Ashley has said keeping the resource officers in schools will cost about $3.5 million a year.
School board members seemed to agree that Monday’s vote was a stop-gap for the rest of the year, but several had questions about how or whether the program should be funded in the future.
“The safety of our children is of course all of our concern,” said board member Dewey Destin. “As a temporary measure and at this amount of money, I will support it.”
He said at this time he does not support spending another $3.5 million to continue the program in the future. Instead, he hopes the board can come up with a less expensive way to provide safety.
Before the resource officer vote, school board members unanimously approved asking staff to evaluate school security and come up with recommendations to improve it.
Thrush said she wished the board would wait to vote on funding for the resource officers until all options had been evaluated.
She said she felt Ashley had made the decision to place the officers without asking the school board first.

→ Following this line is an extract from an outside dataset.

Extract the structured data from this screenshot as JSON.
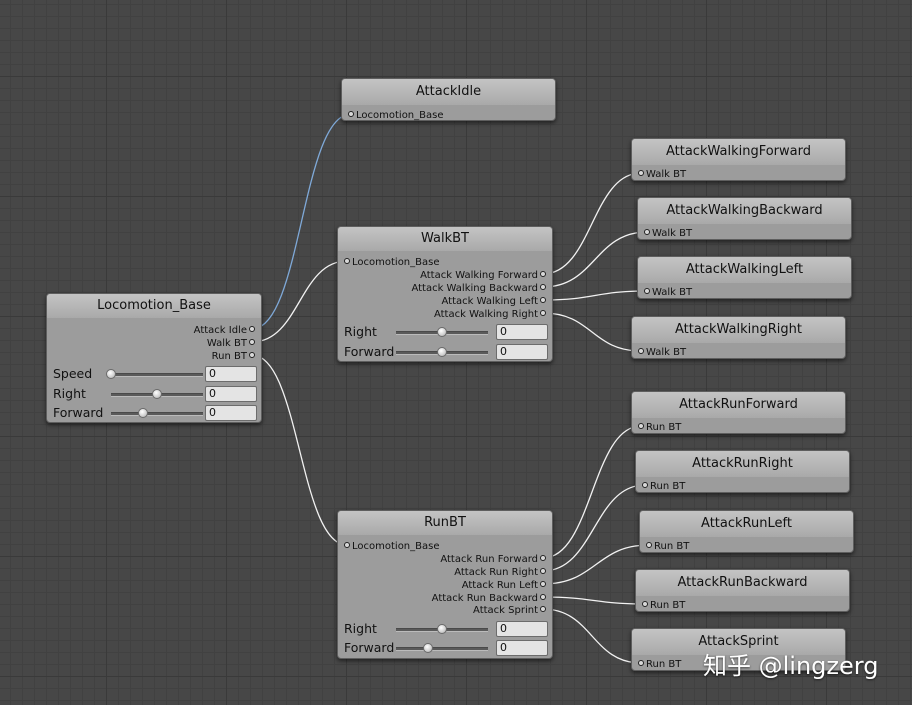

At times, she choked back tears as she talked about keeping schoolchildren safe and imagining the kids who died at Sandy Hook Elementary, but her concern about approving the measure was funding, which should go toward education first, she said.
“We cannot adequately fund existing education needs in our schools,” she said, citing cuts in guidance counselors and staffing specialists. “Despite this insufficient funding, our schools are still very safe.”
She and chairman Rodney Walker exchanged some heated barbs. She asked him what had changed since the beginning of the year to make the funding such a priority.
“Twenty-something people were killed, that’s what’s different,” Walker said. “None of us wish that we were living in the atmosphere that we’re now living in, but it’s here.”
Board member Cindy Frakes said the board should ask parents what they are willing to give up to fund the officers.
"Somebody’s got to give up something and we’ve got to find out what they’re willing to give up,” she said.
County Commissioner Dave Parisot told the school board it should completely foot the bill for the resource officers and the county should not be asked to chip in any funds.
He also said he is not sure the resource officers will necessarily be effective to prevent school shootings.
“A deputy is a single individual that can only be in one place at one time,” he said.
After the vote, the tension of the meeting continued in the hallway between Ashley and Parisot.
Ashley, who told Parisot “our priority is elementary school kids and everything else is secondary,” expressed some frustration.
“You can run the sheriff’s office, you can run the tax collector’s office, you can run the school board meeting, you have got a better plan than everybody else, but I don’t have to listen to it,” he said. “You constantly undermine us.”
Parisot continued to argue that the school board should fund the school resource officers alone.
“I didn’t want to get into an argument in the hallway,” Parisot said to Ashley. “It’s when you turned on me, Larry, and said I’m taking it personally.”